We would very much appreciate it if the Advogato community could help us reach relevant people and ensure they know that the Summit is happening.

Please feel free to contact me directly at ajh@gccsummit.org with any questions or suggestions, feedback is key to ending up with a great event.


Hydan and gcc, posted 2 Mar 2003 at 00:30 UTC by Omnifarious » (Journeyer)

I saw an interesting presentation at CodeCon recently. It was for Hydan, a steganographic system that hid things inside of executables. It did this by subtly altering which instructions were used when there were several equilength instructions that could be used to accomplish a given thing.

One problem it had was that it altered the statistic of the instructions used because compilers tend to make very predictable choices as to which instruction to use in any given case. I thought it might be interesting for gcc to randomly decide which instruction to use, but only if there were no other reasons (like speed) to choose one instruction over the other. This would make steganographic systems like Hydan much more useful.

Of course, this does cause .o files and executables to no longer be deterministic. And that could be bad for any number of reasons. But it would do a lot to help people communicate in situations where their government was actively trying to prevent them from doing so.

Hydan, posted 2 Mar 2003 at 12:54 UTC by gerv » (Master)

Omnifarous: Unless Hydan has some particular excellent advantage over image steganography (as opposed to being a fun curiosity) then I'd say that the downsides you mention to this idea are significant enough to make it one to avoid. :-)

Gerv

Hydan, posted 2 Mar 2003 at 13:24 UTC by Omnifarious » (Journeyer)

It actually has some significant disadvantages over image steganography. The encoding rate is much lower, for example.

The problem in steganography is successfully hiding the fact that your overt message contains a covert message. In order for this to be successful, the statistical properties of a message that contains a covert message have to not be detectably different from the statistical properties of a message that contains no covert message. This is very difficult to achieve.

It might be much easier if various encoders of overt messages (like compilers) had some common way of adding random harmless noise to their messages.
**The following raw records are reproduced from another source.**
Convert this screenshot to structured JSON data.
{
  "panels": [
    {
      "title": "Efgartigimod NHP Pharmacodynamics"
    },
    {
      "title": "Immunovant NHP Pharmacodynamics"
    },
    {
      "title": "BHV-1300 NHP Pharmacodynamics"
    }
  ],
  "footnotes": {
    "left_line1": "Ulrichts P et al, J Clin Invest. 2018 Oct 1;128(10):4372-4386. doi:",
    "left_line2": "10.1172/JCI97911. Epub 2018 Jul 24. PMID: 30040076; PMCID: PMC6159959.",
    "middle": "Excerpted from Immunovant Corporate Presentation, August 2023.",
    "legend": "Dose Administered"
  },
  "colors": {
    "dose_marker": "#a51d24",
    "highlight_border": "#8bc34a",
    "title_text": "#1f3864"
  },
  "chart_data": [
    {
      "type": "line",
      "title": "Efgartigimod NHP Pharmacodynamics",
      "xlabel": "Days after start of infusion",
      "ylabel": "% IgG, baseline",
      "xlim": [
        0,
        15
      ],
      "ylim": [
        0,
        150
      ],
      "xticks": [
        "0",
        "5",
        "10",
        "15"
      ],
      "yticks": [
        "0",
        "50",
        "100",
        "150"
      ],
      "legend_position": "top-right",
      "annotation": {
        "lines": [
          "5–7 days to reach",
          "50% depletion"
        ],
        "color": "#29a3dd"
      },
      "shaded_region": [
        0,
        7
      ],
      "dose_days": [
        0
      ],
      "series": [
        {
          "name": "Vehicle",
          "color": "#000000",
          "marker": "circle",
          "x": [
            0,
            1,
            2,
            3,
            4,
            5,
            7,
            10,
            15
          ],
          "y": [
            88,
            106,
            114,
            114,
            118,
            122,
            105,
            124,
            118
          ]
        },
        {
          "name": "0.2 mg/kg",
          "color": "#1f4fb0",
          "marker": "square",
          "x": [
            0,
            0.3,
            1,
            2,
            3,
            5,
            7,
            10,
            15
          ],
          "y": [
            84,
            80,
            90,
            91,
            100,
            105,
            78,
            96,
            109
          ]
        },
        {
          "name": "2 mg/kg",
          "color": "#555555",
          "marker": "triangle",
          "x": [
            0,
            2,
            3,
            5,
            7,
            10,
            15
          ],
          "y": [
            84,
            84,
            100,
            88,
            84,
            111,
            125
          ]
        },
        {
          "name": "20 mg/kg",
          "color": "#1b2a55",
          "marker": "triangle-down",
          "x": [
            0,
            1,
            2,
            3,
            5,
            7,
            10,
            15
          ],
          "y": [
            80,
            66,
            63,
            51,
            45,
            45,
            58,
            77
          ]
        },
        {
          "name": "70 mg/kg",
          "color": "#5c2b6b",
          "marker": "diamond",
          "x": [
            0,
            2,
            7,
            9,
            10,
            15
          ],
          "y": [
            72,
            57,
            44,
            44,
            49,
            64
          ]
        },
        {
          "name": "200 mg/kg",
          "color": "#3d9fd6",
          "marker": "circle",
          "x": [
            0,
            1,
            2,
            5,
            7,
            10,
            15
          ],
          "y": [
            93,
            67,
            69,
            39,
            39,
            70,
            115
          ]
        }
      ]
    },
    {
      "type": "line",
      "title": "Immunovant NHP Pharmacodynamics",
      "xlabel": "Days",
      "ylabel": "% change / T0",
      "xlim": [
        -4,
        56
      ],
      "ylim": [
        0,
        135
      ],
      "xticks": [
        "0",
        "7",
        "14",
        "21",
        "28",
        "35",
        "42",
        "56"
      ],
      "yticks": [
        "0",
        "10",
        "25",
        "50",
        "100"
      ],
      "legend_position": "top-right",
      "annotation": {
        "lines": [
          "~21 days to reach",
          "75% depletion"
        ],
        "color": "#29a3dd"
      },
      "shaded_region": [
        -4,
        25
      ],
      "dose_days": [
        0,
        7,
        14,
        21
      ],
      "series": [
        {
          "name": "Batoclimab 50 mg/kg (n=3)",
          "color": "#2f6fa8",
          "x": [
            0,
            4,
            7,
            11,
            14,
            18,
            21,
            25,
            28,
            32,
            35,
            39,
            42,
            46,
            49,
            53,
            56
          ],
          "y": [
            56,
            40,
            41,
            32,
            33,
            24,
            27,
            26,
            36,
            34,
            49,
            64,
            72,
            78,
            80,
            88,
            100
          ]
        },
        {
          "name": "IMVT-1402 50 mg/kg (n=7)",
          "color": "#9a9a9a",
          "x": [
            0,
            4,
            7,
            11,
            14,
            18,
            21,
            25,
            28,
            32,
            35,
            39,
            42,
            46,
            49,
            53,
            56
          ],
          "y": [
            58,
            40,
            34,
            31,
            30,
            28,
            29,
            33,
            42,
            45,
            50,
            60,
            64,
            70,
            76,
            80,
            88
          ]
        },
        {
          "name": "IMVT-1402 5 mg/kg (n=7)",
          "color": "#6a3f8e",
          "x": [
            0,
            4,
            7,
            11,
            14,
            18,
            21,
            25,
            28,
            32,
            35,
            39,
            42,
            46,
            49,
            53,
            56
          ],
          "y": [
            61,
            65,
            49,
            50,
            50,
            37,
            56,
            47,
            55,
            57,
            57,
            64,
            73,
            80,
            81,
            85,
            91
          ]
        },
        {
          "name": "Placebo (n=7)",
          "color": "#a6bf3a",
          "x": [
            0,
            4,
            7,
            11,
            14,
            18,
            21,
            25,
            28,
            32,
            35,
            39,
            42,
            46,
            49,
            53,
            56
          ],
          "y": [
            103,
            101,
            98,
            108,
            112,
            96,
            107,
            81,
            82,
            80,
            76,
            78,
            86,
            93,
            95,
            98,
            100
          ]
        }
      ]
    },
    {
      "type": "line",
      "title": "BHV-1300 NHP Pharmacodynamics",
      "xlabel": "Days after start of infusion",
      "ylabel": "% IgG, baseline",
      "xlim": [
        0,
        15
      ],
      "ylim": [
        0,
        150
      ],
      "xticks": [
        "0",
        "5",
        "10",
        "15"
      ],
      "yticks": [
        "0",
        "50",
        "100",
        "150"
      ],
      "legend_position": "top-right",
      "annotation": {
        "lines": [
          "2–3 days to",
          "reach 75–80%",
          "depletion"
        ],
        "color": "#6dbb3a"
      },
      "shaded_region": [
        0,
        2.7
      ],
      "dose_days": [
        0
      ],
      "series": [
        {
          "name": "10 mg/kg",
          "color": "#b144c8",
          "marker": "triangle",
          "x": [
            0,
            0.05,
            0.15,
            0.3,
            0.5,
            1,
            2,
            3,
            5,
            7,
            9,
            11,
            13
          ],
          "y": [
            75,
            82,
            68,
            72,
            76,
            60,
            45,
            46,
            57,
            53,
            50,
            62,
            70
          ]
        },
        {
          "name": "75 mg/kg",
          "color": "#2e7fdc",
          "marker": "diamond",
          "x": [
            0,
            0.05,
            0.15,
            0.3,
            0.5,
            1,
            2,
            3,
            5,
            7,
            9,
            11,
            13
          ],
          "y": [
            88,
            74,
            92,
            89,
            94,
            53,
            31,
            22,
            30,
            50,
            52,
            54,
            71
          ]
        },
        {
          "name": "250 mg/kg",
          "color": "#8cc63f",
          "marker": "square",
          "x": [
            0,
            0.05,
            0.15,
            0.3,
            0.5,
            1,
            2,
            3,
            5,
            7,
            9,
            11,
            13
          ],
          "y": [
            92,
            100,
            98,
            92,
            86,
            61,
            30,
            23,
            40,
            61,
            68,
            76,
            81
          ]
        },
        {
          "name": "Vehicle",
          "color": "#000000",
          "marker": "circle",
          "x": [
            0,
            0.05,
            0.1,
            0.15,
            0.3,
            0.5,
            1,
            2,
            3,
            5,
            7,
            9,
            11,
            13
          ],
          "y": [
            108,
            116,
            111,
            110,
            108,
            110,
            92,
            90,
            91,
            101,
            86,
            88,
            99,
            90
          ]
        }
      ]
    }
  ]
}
It could simply be an option that provided a random seed to a cryptographically secure random number generator like Yarrow. The seed would default to always being some certain value, but there could also be a switch that pulled the seed from /dev/random, or from the command line. The default version of rpmbuild, or other tools that packaged up executables could then use this flag by default. For them, the ability to exactly reproduce a binary isn't so important. That ability is only REALLY important when debugging the compiler or doing builds during development and testing.

This presupposes that the ability to covertly send a message is of such vital importance that people should seriously consider specifically accomodating steganographers. Knowing that PGPs original purpose was to help people report human rights abuses to amnesty international tends to make me pretty sympathetic to people who want to send messages without their government knowing about them or being able to read them.